A wealthier India sees alarming rise in adolescent diabetes
Rohin Sarin is midway through his 9th grade geography class when he starts feeling light-headed and dizzy, a sign that his blood sugar levels are dipping. He quietly removes his insulin pen from his school bag, gives himself one of four daily jabs and takes a bite of an energy bar.
The 15-year-old's classmates in New Delhi have seen the ritual so often they are no longer curious. Rohin is one of a growing number of Indians with diabetes, the disease increasingly afflicting children and adolescents in the fast-growing South Asian country.
More than two decades of rapid economic growth has changed Indians' lifestyles. People eat out more often, and prefer Western-style junk food such as burgers and pizza over traditional lentil and vegetable meals. They are also more sedentary, using cars and public transportation instead of walking or riding bicycles, and entertaining themselves with television.
The changes have brought a sharp rise in obesity, along with lifestyle diseases such as diabetes, even as India still has some of the world's worst levels of malnourishment and stunted childhood growth due to a paucity of food.
"Over the last 20 years, we are seeing a huge explosion ... mainly because of increasing childhood obesity," said Dr. Monica Arora, a specialist with the Public Health Foundation of India.
Nearly 30 percent of India's teenagers are obese, nearly twice the number in 2010, according to health ministry statistics.
India has 70 million diabetics, though it has no data on how many are children and likely has millions more cases that haven't been diagnosed due to spotty public health facilities and a lack of awareness outside big cities.
Health experts warn that India is on track to reach 120 million cases, or nearly 10 percent of the population, in the next eight years. That would put it on par with the United States, which counts 9.3 percent of the population as diabetic, or China, where 11 percent of the population—or 109 million—have been diagnosed, according to the International Diabetes Federation.
Alarmed by the trend, the government is working to screen 500 million people aged 30 and older for diabetes and other non-communicable diseases by 2019, and eventually hopes to roll out the screening program to the entire 1.3 billion population. Authorities are also working with schools to "catch children in the pre-diabetic stage," Health Minister Jagat Prakash Nadda said recently.
Medical research suggests Indians are genetically more susceptible to developing diabetes, thanks to a tendency to put on weight around the belly, Arora said.
Most patients come from wealthier families and live in urban areas. India's countryside villages, meanwhile, are home to one of every five malnourished children in the world.
"When you consider the long-term costs of the disease, it is an extremely worrisome prospect," Arora said.
Most of India's diabetes cases are Type 2, often occurring when extra weight limits the body's ability to produce or use insulin to turn food into energy.
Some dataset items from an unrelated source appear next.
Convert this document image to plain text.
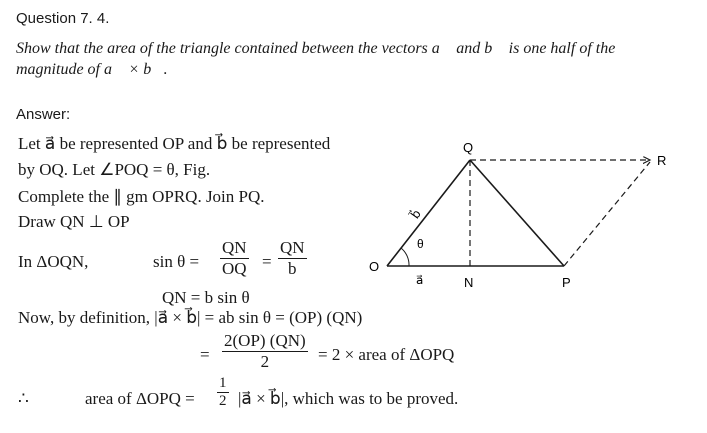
Question 7. 4.
Show that the area of the triangle contained between the vectors a⃗ and b⃗ is one half of the
magnitude of a⃗ × b⃗.
Answer:
Let a⃗ be represented OP and b⃗ be represented
by OQ. Let ∠POQ = θ, Fig.
Complete the ∥ gm OPRQ. Join PQ.
Draw QN ⊥ OP
In ΔOQN,	$\sin \theta = \frac{QN}{OQ} = \frac{QN}{b}$
QN = b sin θ
Now, by definition, |a⃗ × b⃗| = ab sin θ = (OP) (QN)
= $\frac{2(OP) (QN)}{2} = 2$ × area of ΔOPQ
∴	area of $\Delta OPQ = \frac{1}{2}$ |a⃗ × b⃗|, which was to be proved.
O
Q
R
P
N
θ
a⃗
b⃗
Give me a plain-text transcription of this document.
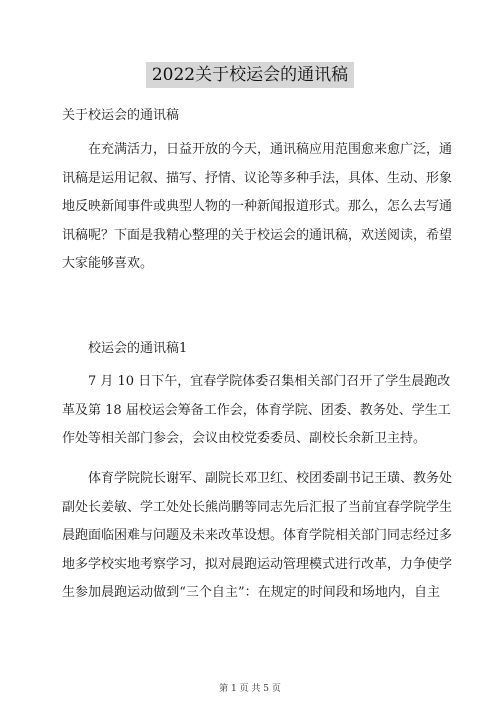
2022关于校运会的通讯稿
关于校运会的通讯稿
在充满活力，日益开放的今天，通讯稿应用范围愈来愈广泛，通
讯稿是运用记叙、描写、抒情、议论等多种手法，具体、生动、形象
地反映新闻事件或典型人物的一种新闻报道形式。那么，怎么去写通
讯稿呢？下面是我精心整理的关于校运会的通讯稿，欢送阅读，希望
大家能够喜欢。
校运会的通讯稿1
7 月 10 日下午，宜春学院体委召集相关部门召开了学生晨跑改
革及第 18 届校运会筹备工作会，体育学院、团委、教务处、学生工
作处等相关部门参会，会议由校党委委员、副校长余新卫主持。
体育学院院长谢军、副院长邓卫红、校团委副书记王璜、教务处
副处长姜敏、学工处处长熊尚鹏等同志先后汇报了当前宜春学院学生
晨跑面临困难与问题及未来改革设想。体育学院相关部门同志经过多
地多学校实地考察学习，拟对晨跑运动管理模式进行改革，力争使学
生参加晨跑运动做到“三个自主”：在规定的时间段和场地内，自主
第 1 页 共 5 页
By comparison, Type 1 diabetes is a natural inability to produce insulin.
Health experts are most worried about young people developing Type 2, which is also known as adult-onset diabetes. The disease requires a lifetime of attention to diet and exercise and access to proper medical treatment, without which diabetics are at risk of blindness, limb amputations, heart or kidney failure and stroke.
They have advised healthier diets, even for Indians sticking with traditional cuisine. That may mean less of the starchy rice and flatbread now dominating Indians' dinner plates. And no more adding oil and butter to richen long-favored curried vegetables. And finding substitutes for the syrupy, fried sweets popular on special occasions from official holidays to the birth of a child or a new car purchase.
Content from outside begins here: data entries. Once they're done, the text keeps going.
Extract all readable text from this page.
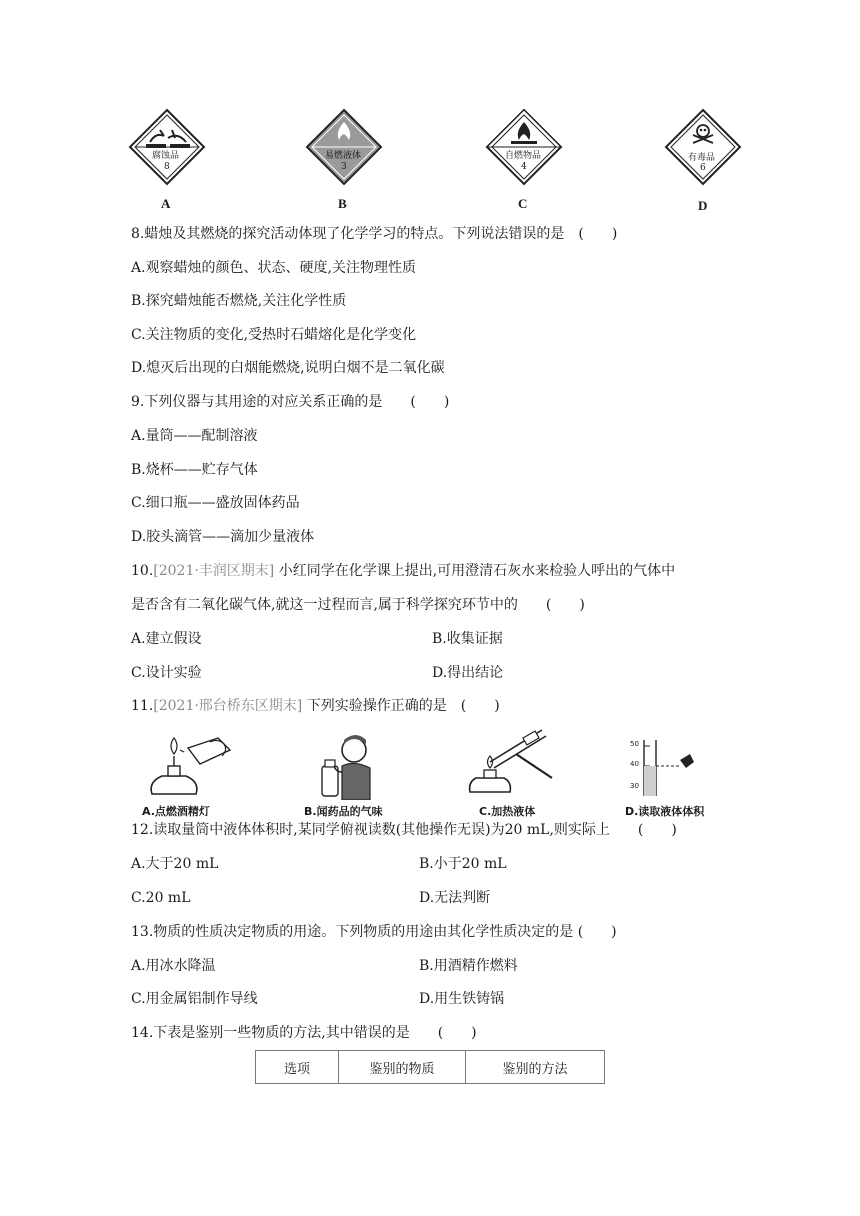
腐蚀品
8
A
易燃液体
3
B
自燃物品
4
C
有毒品
6
D
8.蜡烛及其燃烧的探究活动体现了化学学习的特点。下列说法错误的是　(　　)
A.观察蜡烛的颜色、状态、硬度,关注物理性质
B.探究蜡烛能否燃烧,关注化学性质
C.关注物质的变化,受热时石蜡熔化是化学变化
D.熄灭后出现的白烟能燃烧,说明白烟不是二氧化碳
9.下列仪器与其用途的对应关系正确的是　　(　　)
A.量筒——配制溶液
B.烧杯——贮存气体
C.细口瓶——盛放固体药品
D.胶头滴管——滴加少量液体
10.[2021·丰润区期末] 小红同学在化学课上提出,可用澄清石灰水来检验人呼出的气体中
是否含有二氧化碳气体,就这一过程而言,属于科学探究环节中的　　(　　)
A.建立假设	B.收集证据
C.设计实验	D.得出结论
11.[2021·邢台桥东区期末] 下列实验操作正确的是　(　　)
A.点燃酒精灯	B.闻药品的气味	C.加热液体
50
40
30
D.读取液体体积
12.读取量筒中液体体积时,某同学俯视读数(其他操作无误)为20 mL,则实际上　　(　　)
A.大于20 mL	B.小于20 mL
C.20 mL	D.无法判断
13.物质的性质决定物质的用途。下列物质的用途由其化学性质决定的是 (　　)
A.用冰水降温	B.用酒精作燃料
C.用金属铝制作导线	D.用生铁铸锅
14.下表是鉴别一些物质的方法,其中错误的是　　(　　)
选项	鉴别的物质	鉴别的方法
Today's residents in the capital of New Delhi are eating about 20 percent more fat and 40 percent more sugar than they did six decades ago, according to the Indian Medical Association. And they're doing so while burning fewer calories, taking public transportation or driving private cars instead of walking or bicycling.
"People did not have worries about putting on weight," said Dr. Sutapa Agrawal, an epidemiologist with the South Asia Network for Chronic Disease. Obesity was rare enough that a little "plumpness was desired, especially among children, as a sign of the family's affluence."
Doctors are also urging families to encourage outdoor activities, rather than allowing kids to stay indoors playing video games.
"Parents are happier if the children are indoors. They feel: at least they are safe," Agrawal said.
Rohin, already heeding the advice, is down at the cricket pitch most mornings for a rigorous game before school. In the five years since he was diagnosed with the disease, he's learned to avoid sweets and sodas, and juggles his busy school schedule with sporting activities.
He's learned to live with the diabetes. "It's something that's not going to go away," he said.